Un hecho vergonzoso y del que sólo hubo ganadores claramente perceptibles: los violentos. Los días transcurridos, además, hicieron aflorar una sensación de impunidad a partir de que todavía no hubo sanciones para los causantes del flagelo. La indefensión del simpatizante y aficionado común al fútbol volvió a quedar en el centro de la escena.

La cultura del aguante también hizo lo suyo: provocó la ruptura de una escala de valores y destrozó los límites hasta absorber los hechos de violencia como si estos estuvieran naturalizados dentro de la vida cotidiana.

El nudo del problema radica en identificar las variables que han permitido la proliferación de grupos de choque que se han servido de la actividad deportiva -especialmente la futbolística- para crear un campo de cultivo en el cual se aplicara la premisa del vale todo. Así, la barra brava alcanza la expresión máxima de matonismo, clientelismo político y prácticas de homogeneización de patrones antisociales.

Un Frankenstein que creció amparado por quienes lo crearon para beneficio propio y que ya parece fuera de control. A estas barras bravas no se las puede consentir alegre y despreocupadamente y menos destinarles una mirada condescendiente y sin involucrarse en cómo afrontar el problema. El Estado de Derecho se refuerza cuando se las combate con la energía propia de quien prefiere la convivencia antes que las prácticas mafiosas.

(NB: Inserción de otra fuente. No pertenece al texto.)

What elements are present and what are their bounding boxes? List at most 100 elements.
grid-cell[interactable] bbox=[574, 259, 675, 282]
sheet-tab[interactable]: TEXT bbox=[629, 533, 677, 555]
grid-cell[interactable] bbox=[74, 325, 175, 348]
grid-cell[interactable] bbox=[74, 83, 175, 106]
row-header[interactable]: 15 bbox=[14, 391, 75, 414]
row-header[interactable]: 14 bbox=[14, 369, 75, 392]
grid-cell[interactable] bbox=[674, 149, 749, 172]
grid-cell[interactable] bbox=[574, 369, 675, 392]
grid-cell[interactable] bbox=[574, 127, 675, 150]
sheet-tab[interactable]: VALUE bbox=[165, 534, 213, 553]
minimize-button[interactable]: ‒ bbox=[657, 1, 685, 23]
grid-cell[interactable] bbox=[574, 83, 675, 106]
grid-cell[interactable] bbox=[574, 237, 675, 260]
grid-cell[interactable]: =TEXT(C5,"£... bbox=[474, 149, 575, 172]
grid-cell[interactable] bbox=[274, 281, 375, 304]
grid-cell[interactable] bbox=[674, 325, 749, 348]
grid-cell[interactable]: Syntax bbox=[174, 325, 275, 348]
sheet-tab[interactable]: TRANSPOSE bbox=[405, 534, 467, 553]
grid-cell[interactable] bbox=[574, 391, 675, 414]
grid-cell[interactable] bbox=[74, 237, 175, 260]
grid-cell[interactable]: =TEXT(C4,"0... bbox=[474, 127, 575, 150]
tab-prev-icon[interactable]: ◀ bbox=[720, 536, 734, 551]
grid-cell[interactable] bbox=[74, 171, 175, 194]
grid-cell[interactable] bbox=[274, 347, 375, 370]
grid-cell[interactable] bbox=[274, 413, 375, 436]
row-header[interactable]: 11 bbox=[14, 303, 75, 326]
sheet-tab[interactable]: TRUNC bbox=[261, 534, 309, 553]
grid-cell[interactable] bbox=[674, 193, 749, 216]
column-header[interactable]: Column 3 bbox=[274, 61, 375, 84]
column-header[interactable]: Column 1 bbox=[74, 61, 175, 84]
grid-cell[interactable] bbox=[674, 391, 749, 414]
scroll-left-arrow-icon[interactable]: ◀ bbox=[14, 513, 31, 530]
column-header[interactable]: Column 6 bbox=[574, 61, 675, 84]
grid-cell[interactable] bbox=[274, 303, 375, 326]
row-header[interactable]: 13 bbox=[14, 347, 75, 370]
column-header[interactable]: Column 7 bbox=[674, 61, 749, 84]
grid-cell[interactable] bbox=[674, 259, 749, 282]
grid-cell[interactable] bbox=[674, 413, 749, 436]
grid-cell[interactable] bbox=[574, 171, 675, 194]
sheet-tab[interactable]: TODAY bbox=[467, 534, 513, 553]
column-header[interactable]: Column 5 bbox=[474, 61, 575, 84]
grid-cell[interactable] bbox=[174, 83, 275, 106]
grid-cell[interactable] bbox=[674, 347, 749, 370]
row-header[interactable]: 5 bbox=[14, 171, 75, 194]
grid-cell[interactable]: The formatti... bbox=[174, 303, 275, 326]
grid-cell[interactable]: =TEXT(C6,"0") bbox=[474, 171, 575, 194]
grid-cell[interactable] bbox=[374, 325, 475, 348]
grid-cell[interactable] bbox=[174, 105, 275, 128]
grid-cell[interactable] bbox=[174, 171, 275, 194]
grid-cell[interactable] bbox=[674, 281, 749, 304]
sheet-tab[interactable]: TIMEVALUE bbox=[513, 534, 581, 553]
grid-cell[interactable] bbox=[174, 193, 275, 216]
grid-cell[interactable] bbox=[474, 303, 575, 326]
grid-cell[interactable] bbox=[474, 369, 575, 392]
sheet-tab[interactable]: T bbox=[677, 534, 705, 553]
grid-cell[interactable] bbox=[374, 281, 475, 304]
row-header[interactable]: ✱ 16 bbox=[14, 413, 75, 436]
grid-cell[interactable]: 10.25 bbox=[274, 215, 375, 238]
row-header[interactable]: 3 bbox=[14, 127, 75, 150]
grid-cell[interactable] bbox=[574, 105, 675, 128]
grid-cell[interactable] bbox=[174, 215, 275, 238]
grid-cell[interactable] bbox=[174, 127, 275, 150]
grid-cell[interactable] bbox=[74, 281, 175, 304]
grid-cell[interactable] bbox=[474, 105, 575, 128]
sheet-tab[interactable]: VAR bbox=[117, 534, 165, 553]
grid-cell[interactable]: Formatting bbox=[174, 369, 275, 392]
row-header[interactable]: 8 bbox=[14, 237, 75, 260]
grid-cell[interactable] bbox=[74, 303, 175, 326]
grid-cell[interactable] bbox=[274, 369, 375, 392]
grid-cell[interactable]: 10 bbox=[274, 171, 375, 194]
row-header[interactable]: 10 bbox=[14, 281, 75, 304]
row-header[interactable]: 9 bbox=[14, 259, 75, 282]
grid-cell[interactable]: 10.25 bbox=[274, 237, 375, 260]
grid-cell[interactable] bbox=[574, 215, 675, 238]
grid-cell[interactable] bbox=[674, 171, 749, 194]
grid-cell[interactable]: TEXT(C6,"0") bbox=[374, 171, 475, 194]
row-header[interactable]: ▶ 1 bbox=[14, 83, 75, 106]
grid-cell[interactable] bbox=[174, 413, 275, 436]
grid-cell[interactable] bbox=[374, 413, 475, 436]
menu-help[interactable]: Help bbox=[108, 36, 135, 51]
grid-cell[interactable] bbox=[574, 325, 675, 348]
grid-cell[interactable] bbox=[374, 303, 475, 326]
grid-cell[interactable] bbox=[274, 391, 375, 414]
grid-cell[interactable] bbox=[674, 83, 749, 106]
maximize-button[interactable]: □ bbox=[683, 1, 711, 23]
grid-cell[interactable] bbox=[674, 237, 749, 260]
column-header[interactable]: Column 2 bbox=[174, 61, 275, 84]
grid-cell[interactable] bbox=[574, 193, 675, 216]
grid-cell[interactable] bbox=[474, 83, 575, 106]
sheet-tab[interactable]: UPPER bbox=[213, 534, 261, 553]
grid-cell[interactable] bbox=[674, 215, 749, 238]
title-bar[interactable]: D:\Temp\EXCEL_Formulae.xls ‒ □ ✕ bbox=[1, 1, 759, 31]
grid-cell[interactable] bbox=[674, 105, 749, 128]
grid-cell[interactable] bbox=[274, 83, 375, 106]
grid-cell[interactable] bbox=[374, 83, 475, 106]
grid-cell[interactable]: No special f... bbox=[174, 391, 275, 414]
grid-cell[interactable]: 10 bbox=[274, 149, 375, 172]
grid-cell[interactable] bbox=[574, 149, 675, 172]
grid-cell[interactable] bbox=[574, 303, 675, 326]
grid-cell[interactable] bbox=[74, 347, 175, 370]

En tanto, a veces se supone -erróneamente- que el flagelo del barrabravismo puede diluirse fácil y rápidamente, tomando el ejemplo de cómo en Inglaterra se fue controlando a los temibles hooligans hasta que se fueron desperdigando en no más de una década. Sin embargo, las características socioculturales y el modus operandi son diferentes entre los barras británicos y los argentinos.

Aquellos pertenecían a sectores de la clase media pauperizada durante la década del ’90 y habían alcanzado identidad de grupos marginales sin relación alguna con el sistema. En cambio, los barrabravas argentinos están vinculados estrechamente a los negocios colaterales que se mueven alrededor del fútbol.

El control de los estacionamientos aledaños al estadio en los días de partido, el manejo de porcentajes en las transferencias de jugadores, el expendio de merchandising en la calle y la venta de estupefacientes de todo tipo en los alrededores y hasta dentro de las canchas, les representa una fuente inagotable de ingresos. Los hooligans se autocaracterizaban como antisistema; los barrabravas argentinos, todo lo contrario, se sirven del sistema.

No es novedosa la ostentación de poder del barrabravismo argentino, el cual se ha expandido por el país con premeditación y alevosía. Ya ni siquiera se esconden sus líderes sino que, por el contrario, se muestran a cara descubierta y disfrutan si es que la televisión los enfoca en primer plano; no les interesa el anonimato porque al dominar el centro de la escena saben que están enviando mensajes entre líneas a quienes los contratan.

Quienes aún intentan taparse el rostro con una capucha y hasta con una careta son quienes pertenecen a las segunda o tercera líneas de las barras, que no gozan de tantos privilegios a la hora de recibir el beneficio de la impunidad.

La única solución posible para erradicar a la corporación barrabravista en la Argentina es la puesta en práctica de una firme política de Estado, la cual identifique, actúe y vaya hasta las últimas consecuencias con el fin de desarmar definitivamente estos grupos ya endémicos de violencia sistemática y organizada.